Rêveries d'Emanon

D epuis la nuit des temps, de mère en fille, Emanon accumule l'ensemble des connaissances de la Terre. Habituellement, la transmission de tant de savoirs assèche de toute vie celle qui la donne ; mais cette fois Eiko, avant de devenir Emanon, peut grandir auprès d'Emma.

Ce quatrième volet de l’adaptation d’une œuvre de Shinji Kajio, qui cosigne également le scénario, est l’occasion pour Kenji Tsuruta de clore une aventure graphique initiée 2008 avec Souvenirs d’Emanon.

Fantasme de jeunesse de son créateur, la cigarette au bec, toujours ailleurs, Emanon, éternelle adolescente filiforme, balade sa mélancolie et sa résignation à travers le monde.

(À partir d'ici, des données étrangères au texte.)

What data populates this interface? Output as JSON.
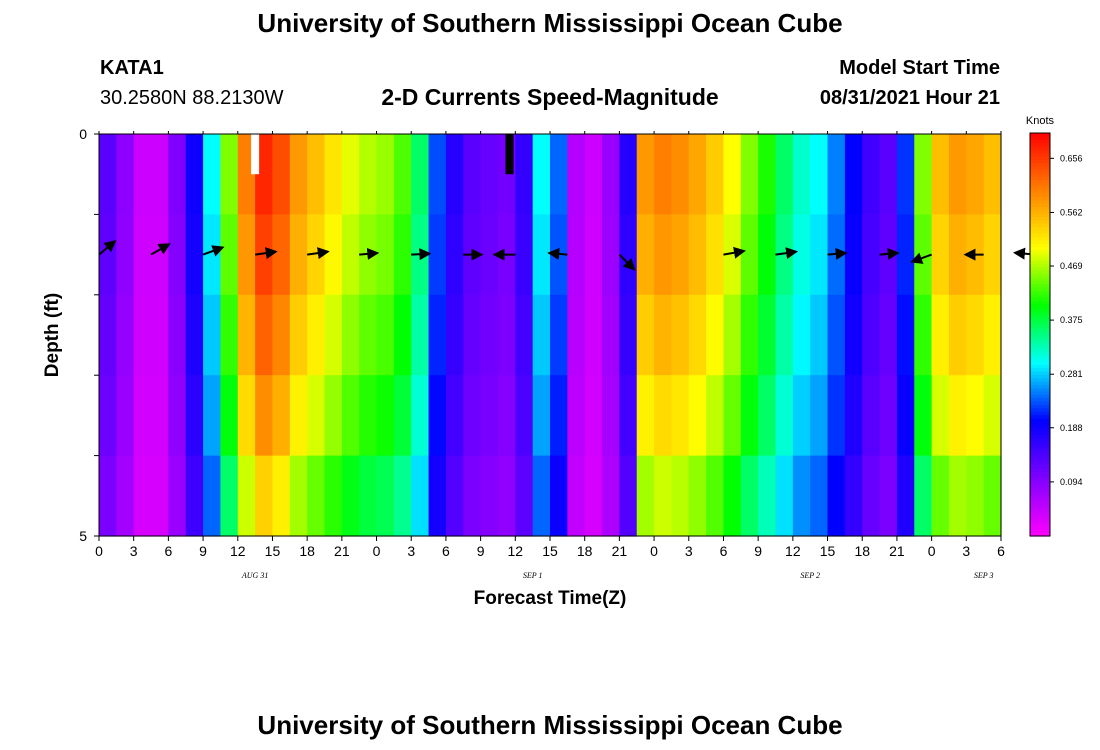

Refusant de s’attacher outre mesure à ceux qui disparaîtront bientôt, elle est condamnée à errer de corps en corps pour thésauriser le passé de la Terre. Emanon permet à Shinji Kajio de s’interroger, au gré des pages, sur la finitude de l’existence, sur ces instants qui font une vie, sur la solitude de celle qui reste. La relation au temps est primordiale pour le romancier japonais qui cultive l’instantanéité des rencontres comme l’intemporalité de son héroïne. Du rapport au temps, il en est aussi question pour Kenji Tsuruta qui - contrairement aux autres mangakas – sait laisser les années s’interposer entre ses mangas. Doté d’une capacité à rendre compte avec un réalisme élégant de la quiétude des campagnes comme de la banalité des banlieues, son trait fin et précis égrène une forme de nostalgie pour un Japon suspendu sur le fil distendu du temps.

L’errance d’Emanon s’arrête là. Reste le souvenir d’une jeune femme dont les rêveries sont l’histoire de l’Humanité et qui tel un mirage se dérobe à ceux qui voudraient la retenir encore un peu.